Chlorosis is a primary symptom of an iron shortage, but it’s not a reliable indicator without a soil test because yellowing indicates other nutrient deficiencies as well. Additional symptoms include new shoots that stop growing, and in severe cases, top growth dies. Fruit-tree leaves turn yellow and develop brown areas, and fruits generally
lack flavor. Excessive lime and/or phosphate may inhibit a plant’s intake of copper, so apply small amounts when copper or other trace-element deficiencies exist.
Chelation is a process that makes iron available to plants. In short, iron in an insoluble form is attracted to organic chelates that plants readily absorb. When plants absorb chelates, they also take in the captured iron.

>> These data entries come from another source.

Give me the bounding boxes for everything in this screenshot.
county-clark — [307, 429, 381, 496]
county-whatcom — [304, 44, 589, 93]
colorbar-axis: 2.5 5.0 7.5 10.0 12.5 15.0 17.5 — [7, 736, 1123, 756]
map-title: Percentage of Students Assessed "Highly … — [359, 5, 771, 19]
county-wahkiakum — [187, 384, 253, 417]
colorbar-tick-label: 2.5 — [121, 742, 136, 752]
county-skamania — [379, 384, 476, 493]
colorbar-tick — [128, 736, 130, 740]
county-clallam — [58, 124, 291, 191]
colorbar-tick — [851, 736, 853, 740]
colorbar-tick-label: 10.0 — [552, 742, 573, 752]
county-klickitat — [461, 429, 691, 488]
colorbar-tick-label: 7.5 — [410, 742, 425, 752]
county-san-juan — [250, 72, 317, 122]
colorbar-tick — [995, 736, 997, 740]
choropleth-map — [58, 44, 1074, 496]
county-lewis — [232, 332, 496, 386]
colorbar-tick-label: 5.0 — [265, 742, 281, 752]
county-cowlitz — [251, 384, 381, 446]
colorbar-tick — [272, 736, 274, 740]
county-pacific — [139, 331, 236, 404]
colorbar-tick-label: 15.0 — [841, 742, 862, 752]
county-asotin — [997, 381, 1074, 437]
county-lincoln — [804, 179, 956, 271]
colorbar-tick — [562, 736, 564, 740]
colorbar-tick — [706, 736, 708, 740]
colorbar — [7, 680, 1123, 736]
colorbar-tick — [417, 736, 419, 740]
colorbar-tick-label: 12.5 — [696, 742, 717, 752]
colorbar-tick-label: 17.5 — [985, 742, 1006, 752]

The best way to put iron and chelates into the soil is by the addition of organic matter. Manures (especially chicken manure), garden and kitchen wastes, greensand, dried blood, and/or seaweed added to the compost pile provide all of the iron that plants need.
Copper
Copper, like several other nutrients, tends to act as a catalyst. The metal activates plant respiration and iron usage. Plants lacking copper develop a condition known in the Northeast as withertip. A look at the leaves on stem tips reveals wilting that watering doesn’t revive. Fruit trees suffering from withertip are especially reliable indicators of copper deficiency.
Tomato shoots exhibit abnormal growth and less-than-vigorous root systems develop when a lack of copper exists. Blossoms don’t form and leaves curl upward with bluish-green coloring. The edges of lettuce leaves whiten when copper is unavailable, and the bleached appearance eventually encompasses the entire plant.
Applications of compost or well-rotted manure correct a copper shortage in summer soil. Liquid seaweed sprayed on leaves, especially on growing shoots, helps the plants along until they can absorb it in chelated form from compost or manure.
Molybdenum
Molybdenum is responsible for nitrogen fixation by Rhizobium bacteria on legume roots. Nonlegumes use molybdenum to reduce complex soil nitrates to ammonia, which provides plants with a simple form of nitrogen that they use readily. Molybdenum becomes scarce when it becomes chemically bound to other elements in acidic soils. Suspect your potato patch and other acidic areas as candidates for molybdenum shortages.
The early stages of a molybdenum deficiency often disguise themselves as a nitrogen deficiency because molybdenum helps plants absorb nitrogen. The yellowing and mottling of older leaves beginning near the bases of plants and plants that appear weak and spindly signal a nitrogen deficiency possibly caused by a lack of molybdenum. Particularly susceptible to molybdenum shortages are many of the brassicas (broccoli, cauliflower, brussels sprouts, kale, etc.) and lettuce. The leaf material between veins doesn’t develop properly and a leafs midrib overdevelops instead. That gives the leaf a whiplike appearance, a condition sometimes referred to as whiptail.
Remedy a molybdenum shortage by planting crops such as vetches that store the micronutrient. Turn the plants under after they mature. The stored molybdenum is released to the soil as the crops decompose. For instant relief, side dress plants with several inches of compost and spray leaves with liquid seaweed.